犬のシニア期は7〜8歳ごろに突入する
犬は7〜8歳ごろになると少しずつ老いが見え始め、シニア期へと突入します。この頃になると、若い頃の元気は落ち着きを見せ始め、活動量が減ったり、ゆっくり横になって休んでいる時間が長くなったりという変化がみられることでしょう。
歳を重ねるごとに、徐々にその変化は顕著になり、10歳を超える頃には今までできていたことができなくなったり、身体的な変化によって不安障害を発症する犬も増えます。
愛犬の無理のない範囲で外へと連れ出し、外部からの心地よい刺激を受けさせてあげたり、怪我をしない範囲で軽い運動を取り入れたりすることで、急激な老いを緩やかにしてあげることは可能です。
犬が『年老いた』ときにできなくなること5選
犬が年老いたとき、どのようなことができなくなるのでしょうか。飼い主として愛犬が老いていく姿を見るのは切なく感じますが、シニア犬にあったお世話や接し方を理解するためにも覚悟しておきましょう。
1.高低差のある場所への昇降が難しい
今までは難なく昇り降りできていた階段やソファの上、ベッドの上などに、自力で登ったり降りたりすることが難しくなります。
これは、足腰の筋力が衰えてしまうため、高低差のある場所へ昇り降りする力や丈夫さに自信がなくなるからです。無理に自力で昇降させてしまうと、怪我に繋がりかねません。飼い主が抱っこしてあげたり、スロープを取り付けてあげましょう。
2.足の筋力を使った動きが難しくなる
高低差のある場所への昇り降り以外にも、足の筋力を使った動きが難しくなる傾向にあります。例えば、走ったり踏ん張ったりすることが難しくなるでしょう。
散歩でも歩く速度が遅くなり、散歩の範囲が狭まる犬も少なくありません。無理に体力を消耗させたり足を痛めたりする動きは避け、無理のない範囲で体を動かしてあげましょう。
3.トイレでの排泄の失敗
今までは当たり前のようにできていたトイレでの排泄。しかし、年老いた犬は排泄のタイミングを把握できなくなったり、歩く速度が落ちていることでトイレに間に合わなくなってしまうことも増えます。

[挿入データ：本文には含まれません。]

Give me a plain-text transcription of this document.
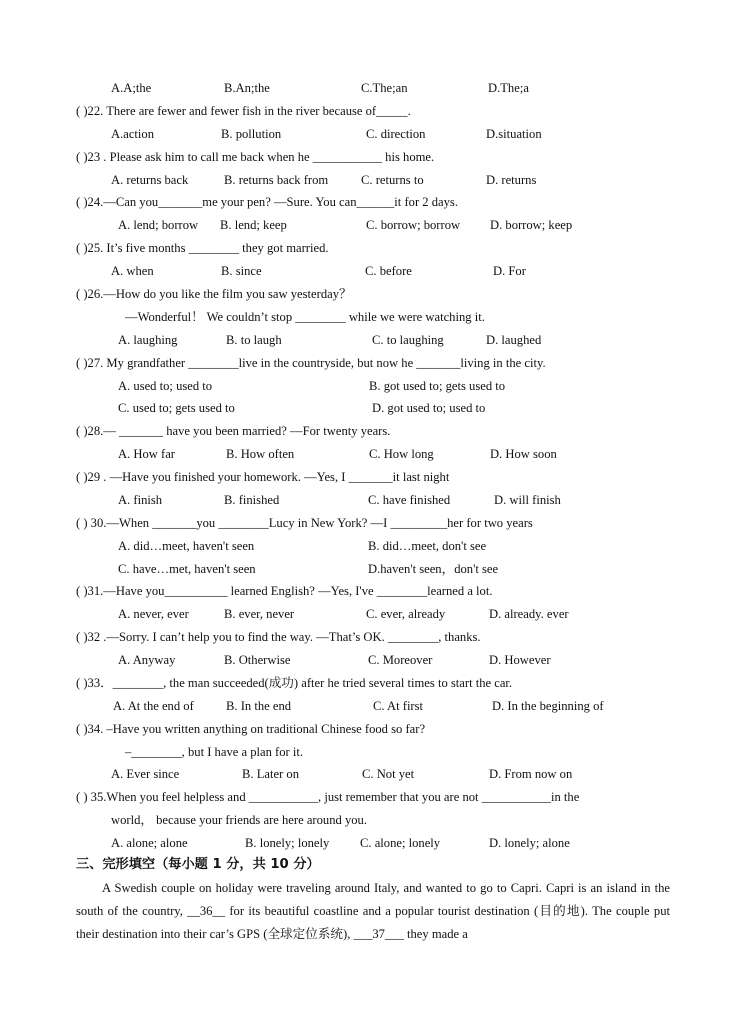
A.A;the	B.An;the	C.The;an	D.The;a
( )22. There are fewer and fewer fish in the river because of_____.
A.action	B. pollution	C. direction	D.situation
( )23 . Please ask him to call me back when he ___________ his home.
A. returns back	B. returns back from	C. returns to	D. returns
( )24.—Can you_______me your pen? —Sure. You can______it for 2 days.
A. lend; borrow B. lend; keep	C. borrow; borrow D. borrow; keep
( )25. It’s five months ________ they got married.
A. when	B. since	C. before	D. For
( )26.—How do you like the film you saw yesterday？
—Wonderful！ We couldn’t stop ________ while we were watching it.
A. laughing	B. to laugh	C. to laughing	D. laughed
( )27. My grandfather ________live in the countryside, but now he _______living in the city.
A. used to; used to	B. got used to; gets used to
C. used to; gets used to	D. got used to; used to
( )28.— _______ have you been married? —For twenty years.
A. How far	B. How often	C. How long	D. How soon
( )29 . —Have you finished your homework. —Yes, I _______it last night
A. finish	B. finished	C. have finished	D. will finish
( ) 30.—When _______you ________Lucy in New York? —I _________her for two years
A. did…meet, haven't seen	B. did…meet, don't see
C. have…met, haven't seen	D.haven't seen，don't see
( )31.—Have you__________ learned English? —Yes, I've ________learned a lot.
A. never, ever	B. ever, never	C. ever, already	D. already. ever
( )32 .—Sorry. I can’t help you to find the way. —That’s OK. ________, thanks.
A. Anyway	B. Otherwise	C. Moreover	D. However
( )33．________, the man succeeded(成功) after he tried several times to start the car.
A. At the end of	B. In the end	C. At first	D. In the beginning of
( )34. –Have you written anything on traditional Chinese food so far?
–________, but I have a plan for it.
A. Ever since	B. Later on	C. Not yet	D. From now on
( ) 35.When you feel helpless and ___________, just remember that you are not ___________in the
world， because your friends are here around you.
A. alone; alone	B. lonely; lonely C. alone; lonely	D. lonely; alone
三、完形填空（每小题 1 分，共 10 分）

A Swedish couple on holiday were traveling around Italy, and wanted to go to Capri. Capri is an island in the south of the country, __36__ for its beautiful coastline and a popular tourist destination (目的地). The couple put their destination into their car’s GPS (全球定位系统), ___37___ they made a
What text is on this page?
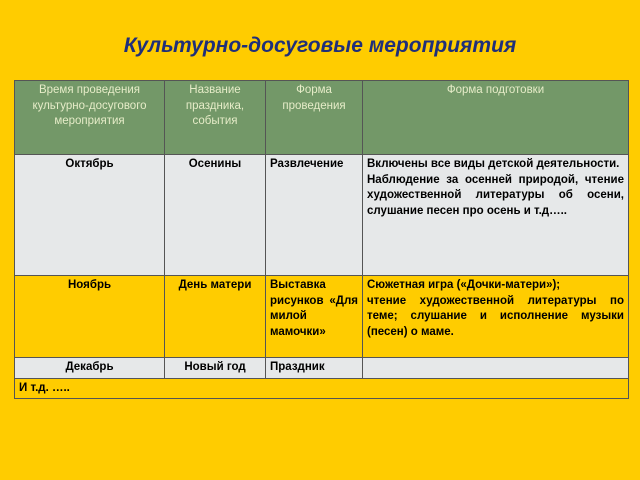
Культурно-досуговые мероприятия
Время проведения культурно-досугового мероприятия	Название праздника, события	Форма проведения	Форма подготовки
Октябрь	Осенины	Развлечение	Включены все виды детской деятельности.
Наблюдение за осенней природой, чтение художественной литературы об осени, слушание песен про осень и т.д…..

Ноябрь	День матери	Выставка рисунков «Для милой мамочки»	Сюжетная игра («Дочки-матери»);
чтение художественной литературы по теме; слушание и исполнение музыки (песен) о маме.

Декабрь	Новый год	Праздник	
И т.д. …..			
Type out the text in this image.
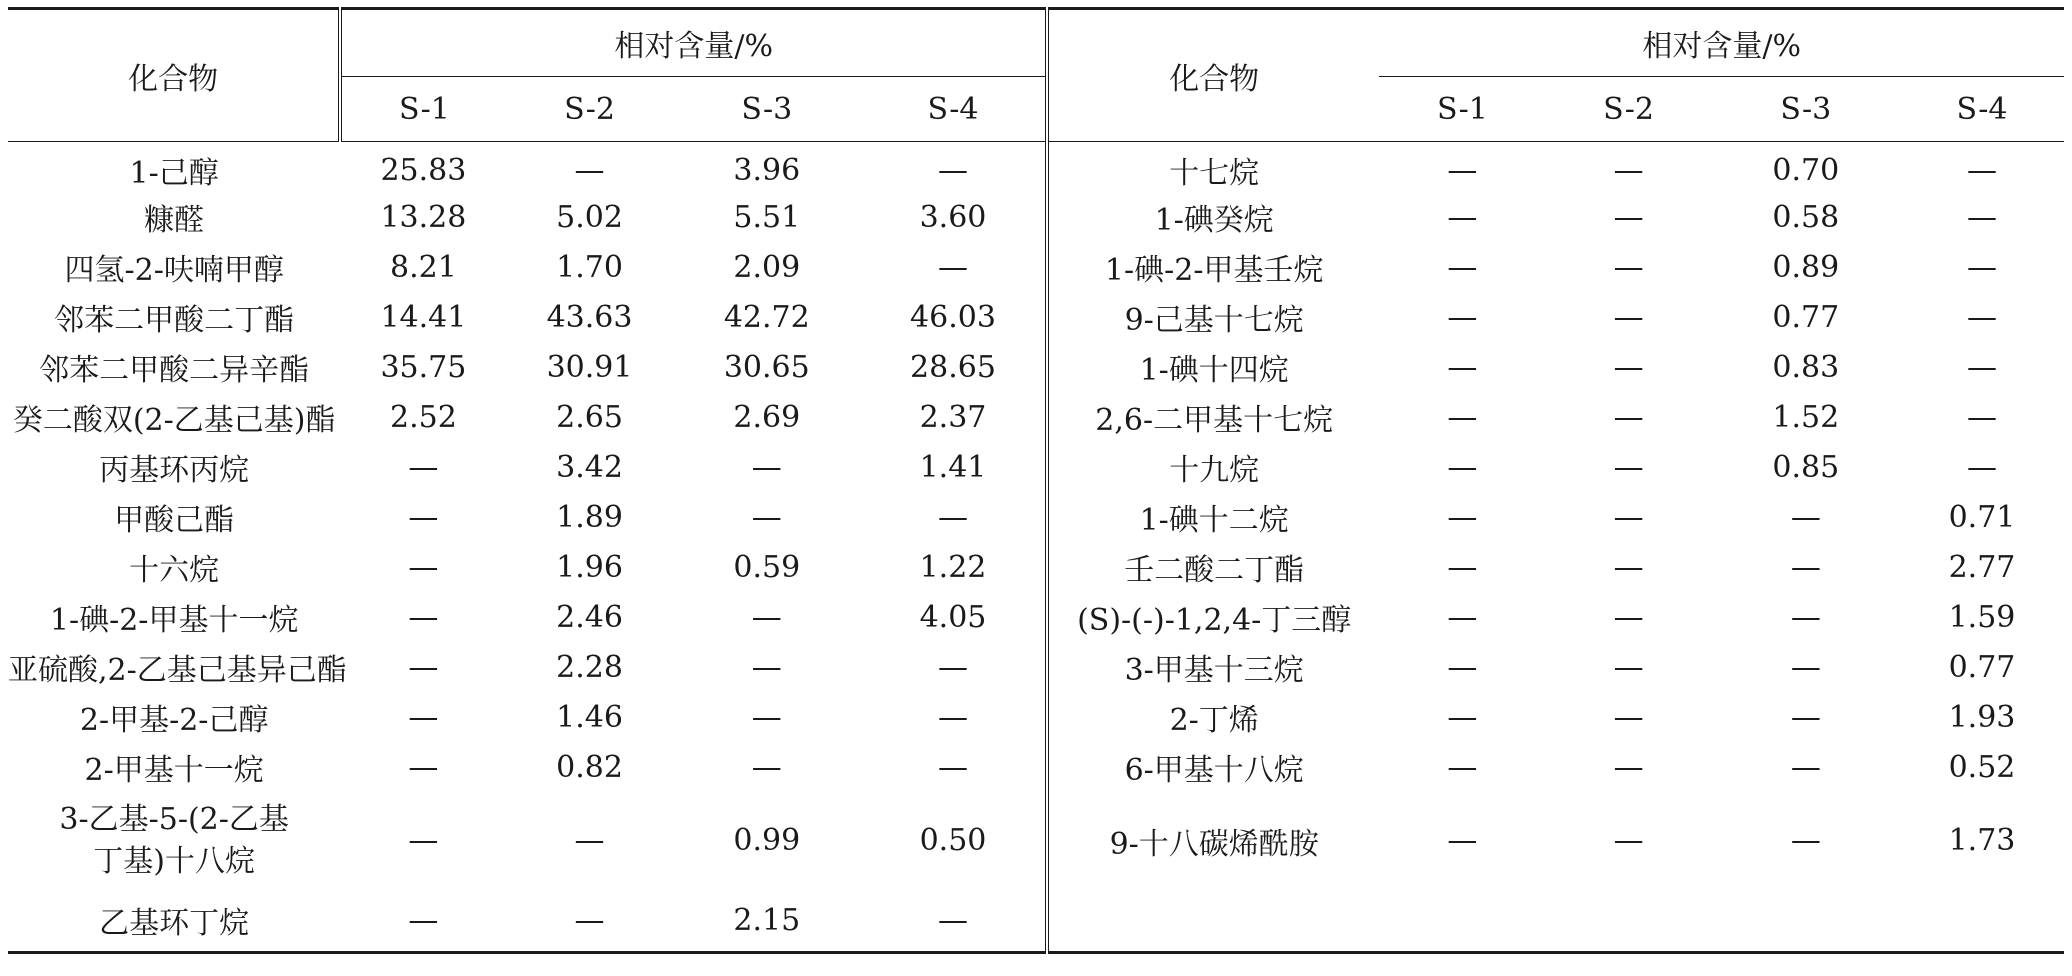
化合物	相对含量/%				化合物	相对含量/%			
	S-1	S-2	S-3	S-4		S-1	S-2	S-3	S-4
1-己醇	25.83	—	3.96	—	十七烷	—	—	0.70	—
糠醛	13.28	5.02	5.51	3.60	1-碘癸烷	—	—	0.58	—
四氢-2-呋喃甲醇	8.21	1.70	2.09	—	1-碘-2-甲基壬烷	—	—	0.89	—
邻苯二甲酸二丁酯	14.41	43.63	42.72	46.03	9-己基十七烷	—	—	0.77	—
邻苯二甲酸二异辛酯	35.75	30.91	30.65	28.65	1-碘十四烷	—	—	0.83	—
癸二酸双(2-乙基己基)酯	2.52	2.65	2.69	2.37	2,6-二甲基十七烷	—	—	1.52	—
丙基环丙烷	—	3.42	—	1.41	十九烷	—	—	0.85	—
甲酸己酯	—	1.89	—	—	1-碘十二烷	—	—	—	0.71
十六烷	—	1.96	0.59	1.22	壬二酸二丁酯	—	—	—	2.77
1-碘-2-甲基十一烷	—	2.46	—	4.05	(S)-(-)-1,2,4-丁三醇	—	—	—	1.59
亚硫酸,2-乙基己基异己酯	—	2.28	—	—	3-甲基十三烷	—	—	—	0.77
2-甲基-2-己醇	—	1.46	—	—	2-丁烯	—	—	—	1.93
2-甲基十一烷	—	0.82	—	—	6-甲基十八烷	—	—	—	0.52

3-乙基-5-(2-乙基
丁基)十八烷	—	—	0.99	0.50	9-十八碳烯酰胺	—	—	—	1.73
乙基环丁烷	—	—	2.15	—					
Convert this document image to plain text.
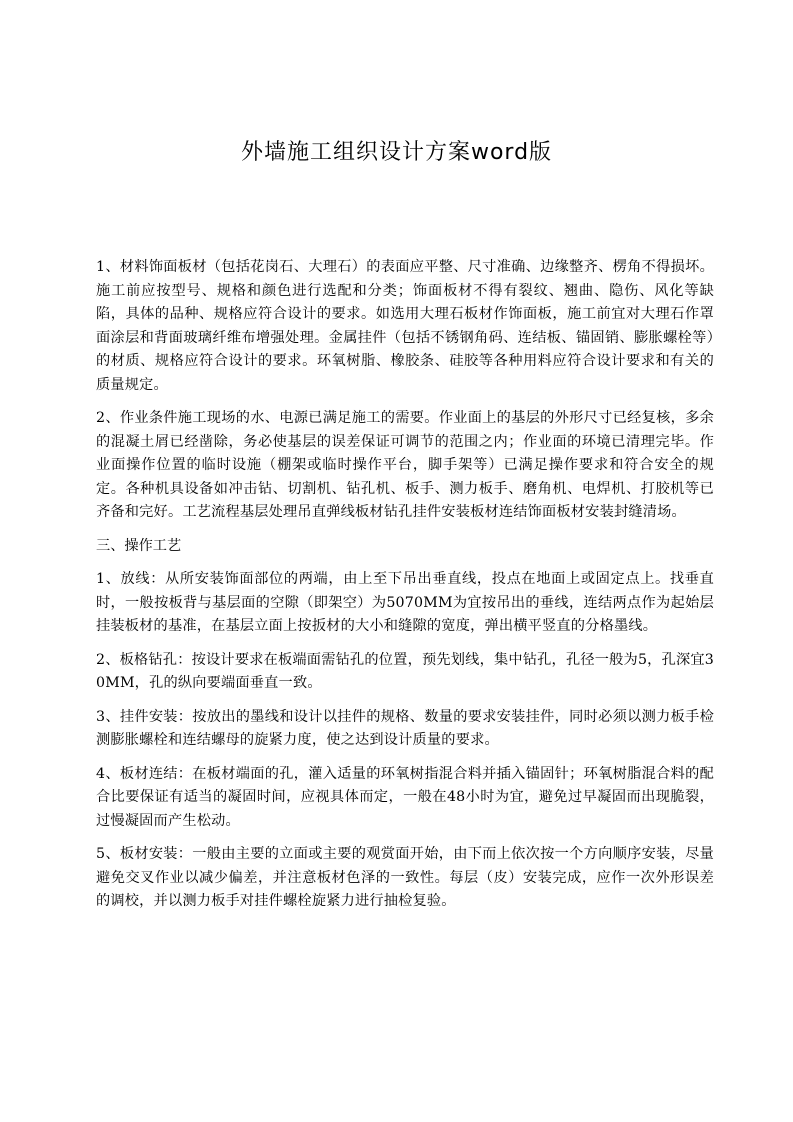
外墙施工组织设计方案word版

1、材料饰面板材（包括花岗石、大理石）的表面应平整、尺寸准确、边缘整齐、楞角不得损坏。施工前应按型号、规格和颜色进行选配和分类；饰面板材不得有裂纹、翘曲、隐伤、风化等缺陷，具体的品种、规格应符合设计的要求。如选用大理石板材作饰面板，施工前宜对大理石作罩面涂层和背面玻璃纤维布增强处理。金属挂件（包括不锈钢角码、连结板、锚固销、膨胀螺栓等）的材质、规格应符合设计的要求。环氧树脂、橡胶条、硅胶等各种用料应符合设计要求和有关的质量规定。

2、作业条件施工现场的水、电源已满足施工的需要。作业面上的基层的外形尺寸已经复核，多余的混凝土屑已经凿除，务必使基层的误差保证可调节的范围之内；作业面的环境已清理完毕。作业面操作位置的临时设施（棚架或临时操作平台，脚手架等）已满足操作要求和符合安全的规定。各种机具设备如冲击钻、切割机、钻孔机、板手、测力板手、磨角机、电焊机、打胶机等已齐备和完好。工艺流程基层处理吊直弹线板材钻孔挂件安装板材连结饰面板材安装封缝清场。

三、操作工艺

1、放线：从所安装饰面部位的两端，由上至下吊出垂直线，投点在地面上或固定点上。找垂直时，一般按板背与基层面的空隙（即架空）为5070MM为宜按吊出的垂线，连结两点作为起始层挂装板材的基准，在基层立面上按扳材的大小和缝隙的宽度，弹出横平竖直的分格墨线。

2、板格钻孔：按设计要求在板端面需钻孔的位置，预先划线，集中钻孔，孔径一般为5，孔深宜30MM，孔的纵向要端面垂直一致。

3、挂件安装：按放出的墨线和设计以挂件的规格、数量的要求安装挂件，同时必须以测力板手检测膨胀螺栓和连结螺母的旋紧力度，使之达到设计质量的要求。

4、板材连结：在板材端面的孔，灌入适量的环氧树指混合料并插入锚固针；环氧树脂混合料的配合比要保证有适当的凝固时间，应视具体而定，一般在48小时为宜，避免过早凝固而出现脆裂，过慢凝固而产生松动。

5、板材安装：一般由主要的立面或主要的观赏面开始，由下而上依次按一个方向顺序安装，尽量避免交叉作业以减少偏差，并注意板材色泽的一致性。每层（皮）安装完成，应作一次外形误差的调校，并以测力板手对挂件螺栓旋紧力进行抽检复验。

しかし、ここで「どうして失敗したの?」と責めてはいけません。愛犬の自信喪失に繋がってしまうので、「大丈夫だよ」と優しく声をかけて片付けてあげましょう。
4.感覚器官で周囲の状況を判断できなくなる
視力や聴覚、嗅覚といった感覚器官が衰えるため、周囲の状況が把握しにくくなるという変化も徐々に見え始めます。
今までは目で見て確認できていたことも目視で捉えることができなくなったり、聴覚が衰えて反応に遅れたりといった変化です。
これにより、飼い主が近づいていることに気づけず、驚いて咄嗟に攻撃的な行動をとってしまう犬もいるので注意しましょう。
5.あらゆる認知能力の衰え
あらゆる認知機能が衰えてしまい、自分の状況を把握・認識できなくなる犬も増えます。最近注目されている『犬の認知症』です。
例えば、飼い主のことがわからなくなってしまったり、昼夜逆転したり、自分が今どこにいるのかわからなくなるといった症状があります。
認知機能の衰えから不安が増すので、不安そうに鳴いたり夜鳴きが増えるといった行動の変化がみられることもあるでしょう。
年老いた愛犬と接するときに気をつけるべきこと
年老いた愛犬と暮らすためには、愛犬が心地よく、なるべく不安にならないように接することが大切です。
- なるべく視界に入る位置から近づく
- 触れる前に声をかけて反応があるか確認する
- 失敗しても叱らない
- 運動は無理のない範囲で取り入れる
- 歩けない場合でもドッグカートや抱っこなどで外の空気に触れさせる
- スキンシップを増やして不安を軽減してあげる
- 愛犬が過ごすスペースにぶつかりそうなものは置かない
他にも愛犬が過ごしやすいように、寝床から近い位置にトイレを設置したり、フローリングで滑らないようにマットを敷いてあげたり、高低差のある場所にはペットスロープを設置してあげるなど、生活環境にも配慮してあげましょう。
まとめ
犬も年老いていくと徐々に今までできていたことができなくなります。飼い主さんは最期の時まで寄り添い、愛犬が安心して穏やかに生活できるように配慮してあげましょう。